Economic growth to remain robust
In the past century, Romania has underwent 18 periods of economic growth and an equal number of periods of recession.
Roxana Vasile, 14.12.2018, 13:17
“One hundred years of sincerity. Recovering the lost memory of the Romanian economy: 1918-2018”. This is the title of a work coordinated by the vice-governor of the National Bank of Romania, Liviu Voinea, according to whom, in the past century, Romania has underwent 18 periods of economic growth and an equal number of periods of recession, the average growth periods lasting 15 quarters and those of recession spanning 7 quarters. In the same time frame, the Gross Domestic Product per capita has increased 26 times. The annual economic growth rate has stood at 3.3% on an average, but the development has had a high degree of volatility, progress has been made in unequal stages, and the differences between various social categories have been really significant.
Here is Liviu Voinea with further details: “As compared to 1918, when Romania’s GDP equalled 10% of the GDP of the US- the benchmark back then- now, our GDP is 41% of theirs and we speak of economic growth.

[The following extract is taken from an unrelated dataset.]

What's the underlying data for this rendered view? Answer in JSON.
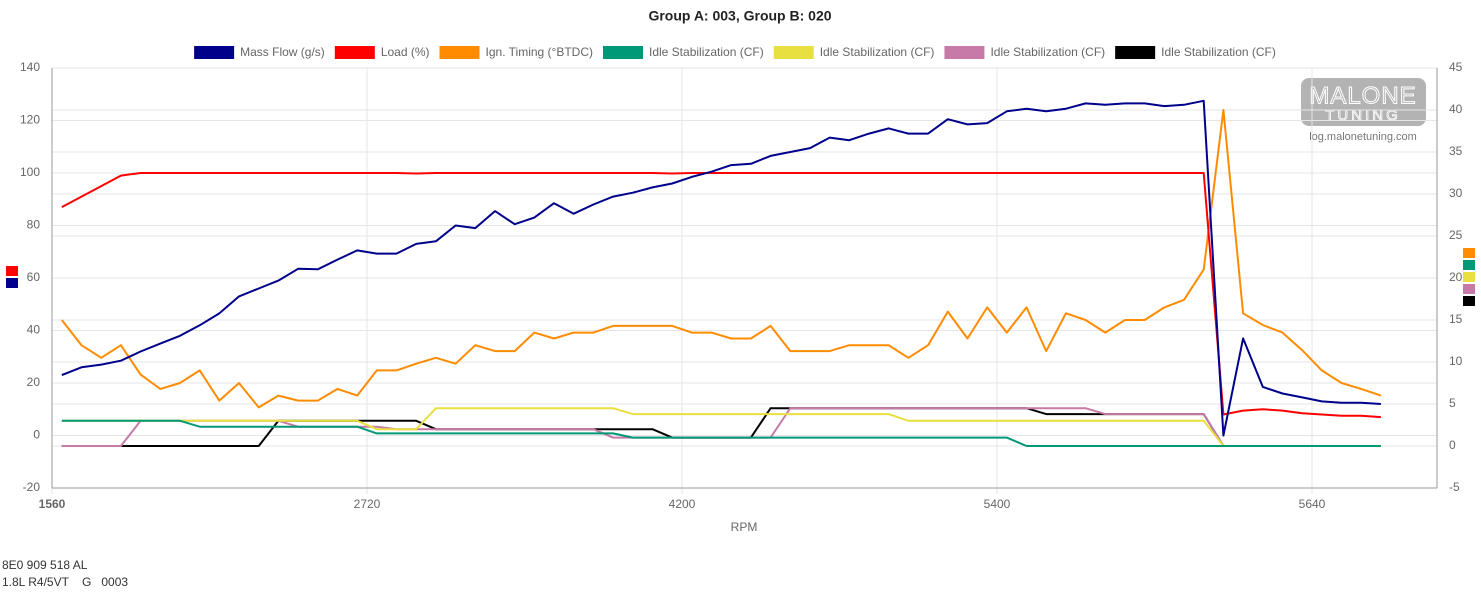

Either we are willing to see it or not, there is economic growth. It is rightfully mentioned. This doesn’t mean the hard work is over. 60% of the European average is still an insufficient figure for us to be equal partners in the Euro zone, but we started from 30%.”
In this wide context depicted by central bank experts, Romania’s PM Viorica Dăncilă on Thursday congratulated herself on Romania’s economy further reporting robust growth, saying that in the third quarter of the year the economic growth rate was 1.9% higher as compared to the previous quarter. According to the Prime Minister, the data released by the National Institute of Statistics and Eurostat is relevant.
Viorica Dăncilă: “Romania has registered the second largest quarterly economic growth rate of the whole European Union in the third quarter of 2018. In the first nine months of the year, Romania reported a supplementary GDP worth 64 billion lei (some 14bn Euro), as compared to 62.8 billion lei in the same period of 2017 and as against only 36.1 bn lei in the first nine months of 2016.”
Viorica Dăncilă has also said that more than half of this growth has been generated by industry and agriculture, which proves it is a sustainable growth. Furthermore, the 10% increase in the volume of exports in the past 10 months shows that the Romanian economy is more competitive, winning new foreign markets. However, we should not fool ourselves! Officials from the National Bank of Romania are the first who should send an alarm signal if need be, or should invite political decision makers to be more discreet.
This is what the central bank governor, Mugur Isărescu, has recently done, once more: “We should have a realistic approach and wisdom to look back and further away, to try to find out where we stand, what we want to accomplish, what we should do and what we can take along with us on our way to the future, of course, after having evaluated correctly the situation to see what was valuable in our past.”
The 2018 stability report issued by the National Bank of Romania includes poor payment discipline and demographic decline among the “weak points of the Romanian economy”. Some economic analysts are adding inflation and the high rate of consumption as a source of economic growth.